Логика Амиры отражает древнее культурное наследие, которое характерно не только для Пакистана, но и для всех обществ, где семья считается высшей ценностью. У нее коллективистская картина мира: верность семье диктует необходимость компромиссов в отношении неверности – а вместе с ними и тайн. Само собой, мы можем взглянуть на ее ситуацию сквозь линзу гендерной политики и посчитать ее обоснования печальным, но изощренным извинением за патриархию. Более того, мы не можем позволить себе приуменьшать ущерб, который тайны наносят детям. Моя коллега Харриет Лернер подчеркивает, что секретность «подрывает основы отношений с обоими родителями и становится подземной рекой смятения и боли, которая ничто не обходит стороной. Нередко она приводит к симптоматическому и вызывающему поведению детей и подростков, которых отправляют на терапию, где так и не обнаруживается реальный источник тревожности и стресса».
Но разве выбор Амиры хуже, чем решение другой студентки из Нью-Йорка, 24-летней Марни? Марни до сих пор с ужасом вспоминает тот день, когда она взяла «секретный телефон» своей матери и бросила его прямо в руки отцу. «Он имел право знать, что она ему изменяла!»
Марни несколько лет знала о романе матери с ее мануальным терапевтом. «Она прятала секретный телефон в корзине для грязного белья и часами «занималась глажкой». Ага, конечно. Она в жизни не проявляла такого интереса к домашним делам. [В тот судьбоносный день] мама зашлась в рыданиях и причитаниях: «О боже, что ты наделала? Что ты наделала?» Мой мир разрушился за считаные часы. Теперь наша семья разбита. Мы больше не ужинаем вчетвером во «Фрайдисе» и не устраиваем семейные праздники. Я с пятнадцати лет не видела родителей вместе, в одной комнате».
Марни до сих пор терзают болезненные и необратимые последствия передачи телефона отцу, но ей и в голову не приходит сомневаться в моральных основаниях своего поступка. Ее система ценностей кардинально отличается от системы ценностей Амиры, однако она тоже действует на основании инстинктов. В ее индивидуалистской картине мира личное «право знать» стоит выше семейной гармонии. Для Марни ложь категорически недопустима, для Амиры ложь допустима в определенной ситуации.
Я часто наблюдала столкновение этих двух систем ценностей. Одна обвиняет другую в лицемерии и недостатке прозрачности. Другой претит деструктивное раскрытие всех тайн во имя честности. Одна ужасается дистанции, установленной между мужчинами и женщинами. Другая считает неумолимую прямоту вредной для любви и несовместимой с желанием. Как коллективистские, так и индивидуалистские культуры имеют дело и с открытым, и с тайным, причем везде есть собственные за и против. Поскольку мы обычно придерживаемся собственной парадигмы, нам полезно понимать, что сосед из другой страны может смотреть на ту же ситуацию, применяя к ней иную этическую и социальную логику. Нельзя забывать и о том, что в нашем глобализированном мире многие имеют связи с разными культурами, по этой причине их столкновение нередко происходит в наших сердцах и головах.

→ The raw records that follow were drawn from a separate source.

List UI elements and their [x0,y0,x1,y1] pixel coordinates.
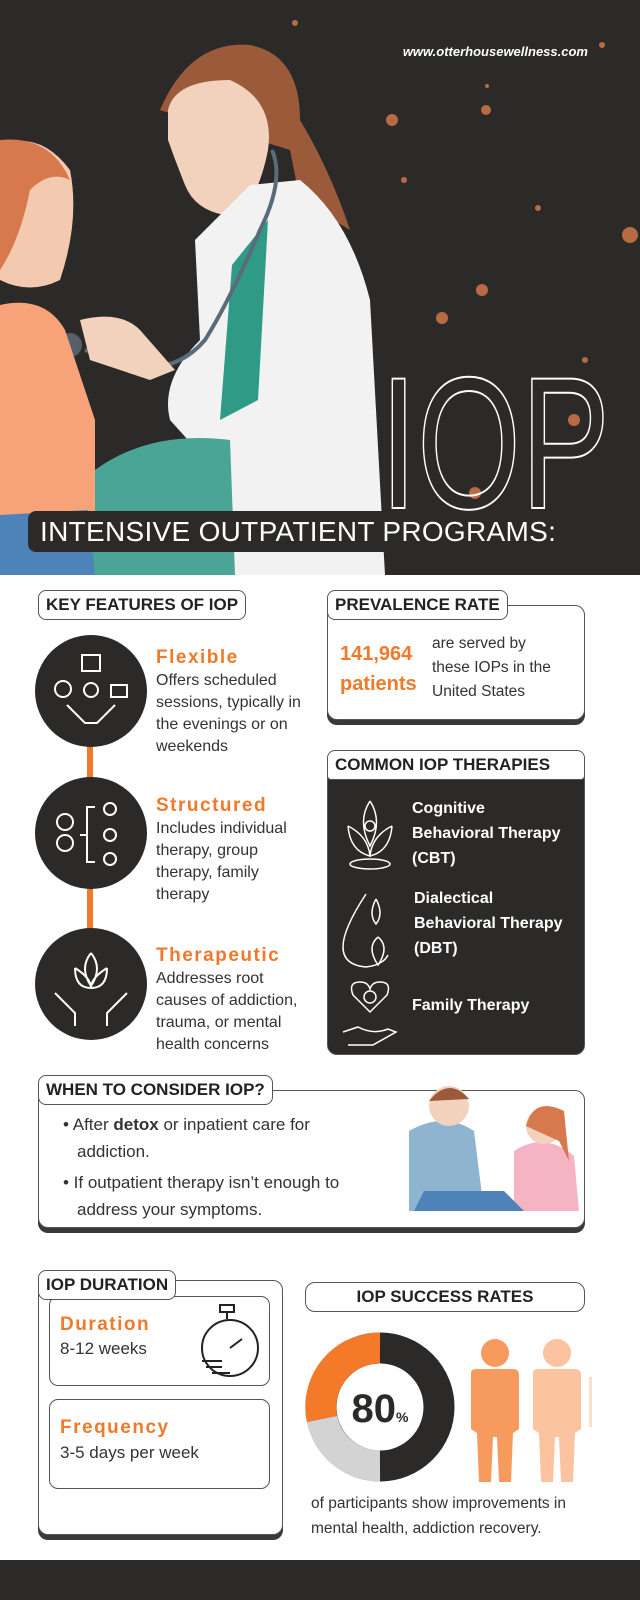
panel: prevalence rate [327,605,585,720]
text: structured: Includes individual therapy, group therapy, family therapy [156,820,287,903]
heading: prevalence [327,590,508,620]
stat: patients: patients [340,673,417,695]
heading: key features [38,590,246,620]
icon: structured [35,777,147,889]
text: flexible: Offers scheduled sessions, typically in the evenings or on weekends [156,672,301,755]
connector line [87,735,93,1015]
chart: donut 80%: 80% [352,1387,409,1431]
card: duration [49,1296,270,1386]
text: success caption: of participants show improvements in mental health, addiction recovery. [311,1495,566,1537]
illustration: doctor and child [0,20,638,575]
icon: people [471,1339,592,1482]
heading: success rates [305,1282,585,1312]
item: family therapy [342,981,530,1046]
chart: donut 80% [305,1332,454,1482]
item: CBT: Cognitive Behavioral Therapy (CBT) [412,800,560,867]
heading: therapies [327,750,585,780]
card: duration: Duration [60,1314,150,1335]
card: frequency: 3-5 days per week [60,1443,199,1462]
item: CBT [347,800,560,870]
text: structured: Structured [156,795,267,816]
text: therapeutic: Addresses root causes of addiction, trauma, or mental health concerns [156,970,297,1053]
heading: duration [38,1270,176,1300]
website url: www.otterhousewellness.com [403,44,588,59]
icon: flexible [35,635,147,747]
panel: key features [35,590,301,1053]
heading: when to consider [38,1075,273,1105]
illustration: doctor with girl [409,1086,579,1211]
subtitle banner: INTENSIVE OUTPATIENT PROGRAMS: [40,516,556,547]
list: consider: • If outpatient therapy isn’t enough to address your symptoms. [63,1173,339,1219]
card: duration: 8-12 weeks [60,1339,147,1358]
panel: IOP duration [38,1280,283,1535]
list: consider: • After detox or inpatient care for addiction. [63,1115,310,1161]
heading: prevalence: PREVALENCE RATE [335,595,500,614]
footer band [0,1560,640,1600]
heading: therapies: COMMON IOP THERAPIES [335,755,550,774]
item: DBT: Dialectical Behavioral Therapy (DBT) [414,890,562,957]
text: therapeutic: Therapeutic [156,945,280,966]
item: DBT [342,890,562,968]
heading: key features: KEY FEATURES OF IOP [46,595,238,614]
stat: patients: 141,964 [340,643,412,665]
card: frequency: Frequency [60,1417,170,1438]
heading: success rates: IOP SUCCESS RATES [357,1287,533,1306]
panel: therapies [327,750,585,1055]
heading: when to consider: WHEN TO CONSIDER IOP? [46,1080,265,1099]
heading: duration: IOP DURATION [46,1275,168,1294]
stat: patients [340,643,417,695]
icon: therapeutic [35,928,147,1040]
header: dark hero [0,0,640,575]
list: consider [63,1115,339,1219]
item: family therapy: Family Therapy [412,997,529,1014]
card: frequency [49,1399,270,1489]
subtitle banner [28,511,623,552]
panel: when to consider [38,1090,585,1228]
icon: stopwatch [201,1304,259,1377]
text: prevalence: are served by these IOPs in the United States [432,635,551,700]
text: flexible: Flexible [156,647,239,668]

Дилеммы секретности не разрешаются одним махом, когда измена оказывается разоблачена. На каждом шагу появляются новые вопросы: в чем сознаваться? до какой степени? как именно? Более того, мы говорим другим лишь то, в чем готовы признаться себе. Крайне мало людей хладнокровно обманывают своих партнеров. Гораздо чаще в уме выстраиваются сложные структуры для оправдания своих действий – иначе эти структуры называют «логическим обоснованием поступков».
«Тенденция к неверности во многом зависит от способности обосновать измену для самих себя», – пишет эксперт по поведенческой экономике Дэн Ариэли. Мы все хотим смотреть в зеркало и не испытывать отвращения к человеку, которого там видим, поясняет он, но при этом мы хотим и действовать не совсем честно. Поэтому мы логически обосновываем различные уловки, чтобы поддерживать положительное представление о себе, прибегая к этическим фокусам, которые Ариэли называет «поправочными множителями».
Работая с последствиями измены, важно изучить эти логические доводы, ведь иначе мы рискуем просто вывалить их на партнера во имя истины. Кэтлин годами подозревала мужа Дона в неверности, но решила внимательнее изучить его айпад, только когда устала мириться с его безразличием в эмоциональном и сексуальном плане. Ее подозрения подтвердились, и она захотела услышать правду, только правду и ничего, кроме правды. Дон пришел ко мне посоветоваться, как ответить на ее вопросы.